Son mot, qui n’est qu’un mot, « Pour l’amour de l’humanité », a été creusé et labouré par les commentateurs ainsi qu’une boule d’ivoire qui, au tour, finit par se résoudre en un réseau de cercles enchevêtrés ; ce n’est qu’un hochet pour les bébés. Comment va-t-on concilier les Femmes savantes et le Féminisme ? Il y aura là un travail de cirque fort curieux à suivre. Dans ses Réflexions sur les Femmes, si pénétrantes et d’une si belle langue, Mme de Lambert dit que cette comédie, d’ailleurs odieuse, fut cause que l’instruction chez les filles parut comme une inconvenance, une impudeur, une sorte d’obscénité : d’où la folie de plaisirs purement sensuels où les femmes inclinèrent, n’ayant plus d’autres ressources que la chère et l’amour. On s’en tirera en considérant séparément l’idée féminisme et l’idée Femmes savantes, en épiloguant sur le mot « savant », qui a pris récemment une signification très précise. Le savant, au XVIIe siècle, c’est le curieux non seulement des sciences, mais des lettres, c’est l’esprit inquiet des nouveautés et qui discute des tourbillons sans négliger Vaugelas. Mme de Sévigné était une « femme savante » et aussi Ninon. Sans doute, il fallait sauver l’œuvre de Molière ; elle en valait la peine. Mais n’aurait-on pu le faire avec plus d’honnêteté et plus de lucidité ?
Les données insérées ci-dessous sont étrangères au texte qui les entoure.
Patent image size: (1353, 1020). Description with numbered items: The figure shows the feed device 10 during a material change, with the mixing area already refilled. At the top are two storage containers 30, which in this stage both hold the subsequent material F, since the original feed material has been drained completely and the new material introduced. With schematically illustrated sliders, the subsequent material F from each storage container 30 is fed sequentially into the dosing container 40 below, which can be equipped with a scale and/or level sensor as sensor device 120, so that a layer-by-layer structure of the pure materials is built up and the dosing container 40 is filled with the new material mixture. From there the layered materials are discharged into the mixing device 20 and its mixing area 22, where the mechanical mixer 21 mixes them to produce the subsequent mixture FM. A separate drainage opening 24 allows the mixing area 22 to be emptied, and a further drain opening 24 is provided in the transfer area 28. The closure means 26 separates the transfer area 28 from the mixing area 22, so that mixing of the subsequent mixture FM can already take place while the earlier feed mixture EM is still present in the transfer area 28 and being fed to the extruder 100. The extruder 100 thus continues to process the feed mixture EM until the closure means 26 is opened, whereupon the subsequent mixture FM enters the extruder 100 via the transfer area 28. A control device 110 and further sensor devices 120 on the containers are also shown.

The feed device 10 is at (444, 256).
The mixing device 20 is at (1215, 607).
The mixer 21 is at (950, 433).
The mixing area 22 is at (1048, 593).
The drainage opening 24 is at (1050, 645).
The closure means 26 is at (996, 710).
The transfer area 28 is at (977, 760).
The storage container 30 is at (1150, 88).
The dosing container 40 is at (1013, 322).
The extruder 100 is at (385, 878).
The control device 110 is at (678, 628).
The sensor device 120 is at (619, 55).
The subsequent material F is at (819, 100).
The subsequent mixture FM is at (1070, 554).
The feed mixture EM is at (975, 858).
Tenté sur Rabelais et sur Montaigne, le même travail de mise au point a moins bien réussi. Rabelais surtout a découragé les naïvetés les plus têtues et, faute de pouvoir moissonner de vertueuses gerbes en son abbaye de bon plaisir, on rangea Pantagruel parmi les vagues précurseurs des idées modernes, ce qui n’a aucun sens appréciable, les idées modernes étant fort contradictoires. La Fontaine s’est prêté aux caprices des moralistes avec cette indifférence au bien et au mal qui fut le propre de son tempérament uniquement sensuel ; et quant à Racine, dont l’œuvre serait épouvantable, si elle n’était rédigée en une langue froide et abstraite comme l’algèbre, la dévotion janséniste de ses derniers jours a permis de trouver des intonations pieuses même à ses plus délirantes chansons de luxure et de cruauté[32]. Pourquoi ce soin n’a-t-il pas été porté jusque sur un Saint-Amand ou sur un Théophile ? On trouve là l’influence de Boileau, qu’il est encore dangereux de contredire quand on recherche une certaine qualité de réputation. Heureux de trouver leur tâche limitée et déterminée par une autorité célèbre, les éducateurs arrêtèrent, dès que sa longueur fut décente, le catalogue des gloires. Leur entreprise était de critique morale bien plus que de critique littéraire ; un seul livre, les Fables, par exemple, leur eût suffi, album où déposer les aphorismes sournois du vieux catéchisme. L’idéal de l’éducateur est le Coran, les mêmes pages contenant un exemple d’écriture, un modèle de style, un code religieux et un manuel de morale.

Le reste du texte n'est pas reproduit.